Yearbook 2010
Montenegro. According to COUNTRYAAH, Montenegro has a population of 622,182 (2019). Efforts continued to achieve EU and NATO membership. The country participated in the armed operation in Afghanistan and planned to send troops to fight pirates outside Somalia. The major stumbling block was deficiencies in the judiciary and widespread corruption, just as in other Eastern European states. The special thing about Montenegro was that the Prime Minister, Milo Đukanović, was accused of himself being involved in organized crime. He himself did not deny that the state in the 1990s leased its ports and airports which became hubs for cigarette smuggling. According to Đukanović, it was perfectly legal and necessary to manage the economy, which was bankrupt. According to softwareleverage, Montenegro was part of what was then Yugoslavia, which was subject to sanctions in the Balkan wars. Previous charges against motukanović, in the EU and the US.
Montenegro seemed unlikely to strengthen its cards when Thailand’s deposed Prime Minister Thaksin Shinawatra was granted citizenship in March without any official explanation. He only stayed temporarily in the country. A Thai arrest warrant was issued for Thaksin, who was sentenced to prison for corruption in his home country.
Despite the question marks, in a November statement, the EU Commission considered that significant progress had been made towards membership. In December, Montenegro was formally adopted as a candidate country. Just a few days later, Đukanović, who ruled Montenegro for almost 20 years, resigned. Parliament appointed Igor Luksic as new Prime Minister.
- Abbreviation Finder: Check to see how the two letter abbreviation of MW stands for the country of Montenegro in geography.
Population
It is not possible to follow the development of the population through time with some exactness of data, not even for the last century, either because of the continuous successive shifts of the borders, or because of the lack and discrepancy of information materials. In 1882 the population of Montenegro was estimated by Schwarz at 160,000 residents, While the current figure was 230,000. In 1900 the principality’s authorities estimated the population at 311,564 individuals (of which 293,527 Orthodox, 12,493 Muslims and 5,544 Catholics). On the eve of the Balkan wars, a figure of 285,000 was declared. The decrease was explained by the strong emigration, which in the first twelve years of the twentieth century had stolen an average of at least 5,000 individuals annually, only partially offset by the high birth rate.
The same authorities assumed for 1910 a figure of 238,423 residents within the limits of the same census territory, thus establishing a decrease of over 16%, the highest among all those of the SCS provinces (old Serbia 13.6%).
The vast majority were and are Montenegrins, Serbo-Croatian speakers and professors of Orthodoxy, today in the Serbian national church. According to the 1921 census the Serbs (Montenegrins) were over 90%, the Albanians 8% and the remaining Slovenes, Italians, Germans, other Slavs, gypsies, etc. Probably the figure of the Albanians was lower than the true one and higher than that of the Serbo-Montenegrins, as appears even if only considering that 11.5% of the residents declared themselves Muslims and 4% Catholics.

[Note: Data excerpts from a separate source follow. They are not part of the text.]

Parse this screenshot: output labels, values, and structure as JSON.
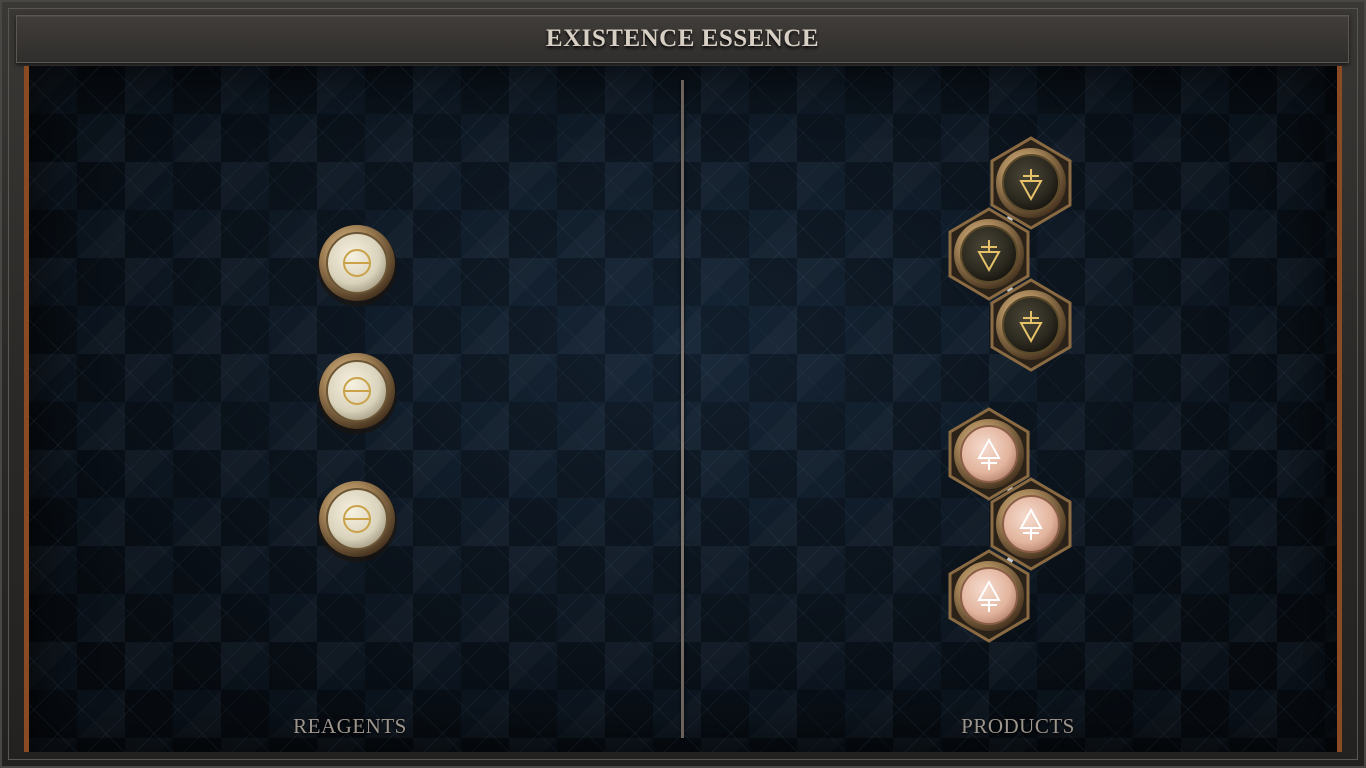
{
  "title": "EXISTENCE ESSENCE",
  "panels": {
    "reagents_label": "REAGENTS",
    "products_label": "PRODUCTS"
  },
  "reagents": [
    {
      "symbol": "salt-theta",
      "glyph": "ϴ",
      "color": "#ece6d2"
    },
    {
      "symbol": "salt-theta",
      "glyph": "ϴ",
      "color": "#ece6d2"
    },
    {
      "symbol": "salt-theta",
      "glyph": "ϴ",
      "color": "#ece6d2"
    }
  ],
  "products": [
    {
      "name": "molecule-dark",
      "element": "earth-symbol",
      "color": "#2e2b22",
      "glyph_color": "#e5c26a",
      "atoms": 3
    },
    {
      "name": "molecule-light",
      "element": "fire-symbol",
      "color": "#e6b9a3",
      "glyph_color": "#fff4ec",
      "atoms": 3
    }
  ],
  "colors": {
    "accent_frame": "#8a4a24",
    "title_text": "#d8cfc4",
    "label_text": "#9c958d",
    "brass": "#a8875a"
  }
}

The population typically lives in small villages, both for reasons of natural environment and for easily understandable historical reasons. Much of it practices transhumant nomadism.
The most notable centers are Podgorica, with more than 10,000 residents and Nikšić, with a little less. The capital, Cettigne, had rapidly grown from 3200 residents in 1900 to over 5000 in 1912 and 8982 in 1931, but it has never exercised functions of demographic-economic agglomeration proper.
The coastal towns of Bar (Bar) and Ulcinj (Ulcinj) have about 5000 residents.